Andrew Gilligan in the Telegraph:

"No doubt there will be hollow laughter around some breakfast tables at this. The danger right now is that the wave of disgust sweeps all before it. It is true that all media organisations from time to time use tactics that may, to some, seem morally dubious. We sometimes pay for information. We sometimes use subterfuge.

"But the difference is that unlike the News of the World, where hacking seems to have been almost a reflex, most newspapers employ subterfuge, payment and the like rarely, carefully and on stories of real public interest. In a country as secretive as Britain, there is sometimes no other way to obtain information of vital public importance. Had The Daily Telegraph not paid its sources, all you would have seen of the MPs' expenses would be acres of blacked-out paper."

Stephen Glover in the Independent:

"My belief is that Rebekah Brooks will have to go, and that James and even Rupert Murdoch may not be safe. Temporarily closing a newspaper – for that is what this announcement amounts to – should not divert our attention from the main culprits. This is a desperate ploy by a dysfunctional company."

William Rees-Mogg in The Times:

"The first rule of newspaper ethics, as with the ethics of political life, is not to lose touch with the moral codes of the audience: common sense, goodwill, help to neighbours, decent conduct in general.

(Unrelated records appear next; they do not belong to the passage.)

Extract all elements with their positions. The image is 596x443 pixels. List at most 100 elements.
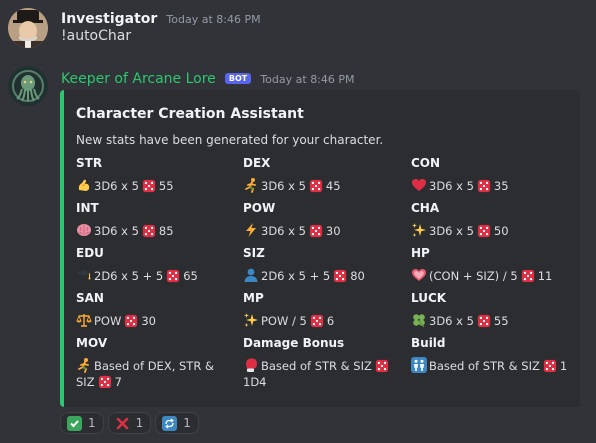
field-value: 3D6 x 5 50	[411, 222, 571, 239]
field-build: Build Based of STR & SIZ 1	[411, 336, 571, 374]
field-formula: 3D6 x 5	[429, 179, 474, 193]
check-mark-icon	[67, 415, 82, 431]
investigator-avatar-icon	[8, 8, 48, 48]
repeat-icon	[162, 415, 178, 431]
running-person-icon	[245, 178, 256, 193]
field-formula: 2D6 x 5 + 5	[94, 269, 164, 283]
field-name: INT	[76, 201, 99, 215]
field-formula: 3D6 x 5	[94, 179, 139, 193]
message-timestamp[interactable]: Today at 8:46 PM	[260, 73, 354, 86]
flexed-biceps-icon	[78, 179, 90, 191]
pink-heart-icon	[412, 269, 426, 281]
game-die-icon	[98, 375, 111, 389]
brain-icon	[77, 224, 91, 236]
field-name: SIZ	[243, 246, 265, 260]
field-value: 2D6 x 5 + 5 80	[243, 267, 403, 284]
field-result: 7	[114, 375, 122, 389]
game-die-icon	[543, 359, 556, 373]
person-silhouette-icon	[244, 268, 258, 282]
field-san: SAN POW 30	[76, 291, 236, 329]
reaction-count: 1	[88, 416, 96, 430]
field-name: MP	[243, 291, 264, 305]
field-name: Damage Bonus	[243, 336, 345, 350]
field-name: LUCK	[411, 291, 447, 305]
field-result: 65	[183, 269, 198, 283]
investigator-username[interactable]: Investigator	[61, 11, 157, 27]
game-die-icon	[142, 179, 156, 193]
field-formula: Based of STR & SIZ	[261, 359, 372, 373]
field-formula: 3D6 x 5	[261, 224, 306, 238]
field-result: 55	[493, 314, 509, 328]
boxing-glove-icon	[246, 358, 257, 372]
field-int: INT 3D6 x 5 85	[76, 201, 236, 239]
investigator-avatar[interactable]	[8, 8, 48, 48]
reactions-bar: 1 1 1	[60, 412, 203, 434]
field-value: Based of DEX, STR & SIZ 7	[76, 357, 236, 390]
game-die-icon	[125, 314, 138, 328]
field-cha: CHA 3D6 x 5 50	[411, 201, 571, 239]
field-name: CON	[411, 156, 441, 170]
message-timestamp[interactable]: Today at 8:46 PM	[166, 13, 260, 26]
field-value: 2D6 x 5 + 5 65	[76, 267, 236, 284]
field-value: 3D6 x 5 85	[76, 222, 236, 239]
people-icon	[411, 357, 427, 373]
field-result: 11	[537, 269, 553, 283]
field-name: CHA	[411, 201, 440, 215]
field-name: SAN	[76, 291, 104, 305]
field-name: POW	[243, 201, 276, 215]
field-name: STR	[76, 156, 103, 170]
field-result: 30	[141, 314, 156, 328]
game-die-icon	[142, 224, 156, 238]
field-mov: MOV Based of DEX, STR & SIZ 7	[76, 336, 236, 390]
field-value: 3D6 x 5 55	[76, 177, 236, 194]
field-result: 85	[158, 224, 174, 238]
field-value: 3D6 x 5 45	[243, 177, 403, 194]
running-person-icon	[78, 358, 89, 373]
field-result: 1	[559, 359, 568, 373]
balance-scale-icon	[76, 314, 92, 327]
field-result: 1D4	[243, 375, 267, 389]
field-value: 3D6 x 5 30	[243, 222, 403, 239]
field-con: CON 3D6 x 5 35	[411, 156, 571, 194]
field-result: 50	[493, 224, 509, 238]
bot-tag: BOT	[224, 73, 252, 84]
field-result: 6	[326, 314, 335, 328]
keeper-username[interactable]: Keeper of Arcane Lore	[61, 71, 216, 87]
field-name: HP	[411, 246, 430, 260]
field-result: 30	[325, 224, 341, 238]
reaction-cross-mark[interactable]: 1	[107, 412, 152, 434]
message-investigator: Investigator Today at 8:46 PM !autoChar	[0, 0, 596, 55]
game-die-icon	[477, 314, 491, 328]
game-die-icon	[375, 359, 388, 373]
field-formula: Based of STR & SIZ	[429, 359, 540, 373]
sparkles-icon	[412, 223, 426, 237]
lightning-icon	[246, 223, 256, 237]
field-value: POW / 5 6	[243, 312, 403, 329]
embed-title: Character Creation Assistant	[76, 106, 304, 122]
field-name: DEX	[243, 156, 271, 170]
field-pow: POW 3D6 x 5 30	[243, 201, 403, 239]
game-die-icon	[310, 314, 323, 328]
character-creation-embed: Character Creation Assistant New stats h…	[60, 90, 580, 407]
game-die-icon	[477, 179, 491, 193]
field-formula: 3D6 x 5	[94, 224, 139, 238]
field-formula: 3D6 x 5	[429, 314, 474, 328]
reaction-check-mark[interactable]: 1	[60, 412, 104, 434]
graduation-cap-icon	[77, 270, 91, 280]
reaction-count: 1	[183, 416, 191, 430]
field-luck: LUCK 3D6 x 5 55	[411, 291, 571, 329]
reaction-repeat[interactable]: 1	[155, 412, 199, 434]
sparkles-icon	[244, 313, 258, 327]
field-value: Based of STR & SIZ 1	[411, 357, 571, 374]
field-str: STR 3D6 x 5 55	[76, 156, 236, 194]
embed-description: New stats have been generated for your c…	[76, 133, 384, 147]
field-formula: POW	[94, 314, 122, 328]
game-die-icon	[477, 224, 491, 238]
field-damage-bonus: Damage Bonus Based of STR & SIZ 1D4	[243, 336, 403, 390]
keeper-avatar[interactable]	[8, 66, 48, 106]
field-name: EDU	[76, 246, 104, 260]
field-formula: 3D6 x 5	[261, 179, 306, 193]
field-value: Based of STR & SIZ 1D4	[243, 357, 403, 390]
field-formula: 2D6 x 5 + 5	[261, 269, 331, 283]
red-heart-icon	[412, 179, 426, 191]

"In financial terms, the News of the World was of far less importance to the future of the [News Corp] group than BSkyB. The NoW was a rather elderly cash cow for the business; the BSkyB purchase could greatly strengthen the ability of the Murdoch business to finance further ventures on a global scale in the face of determined competition. The NoW was something above a financial indulgence but it would have become an indulgence too far to allow the failings of judgment in one newspaper to block far more promising developments.”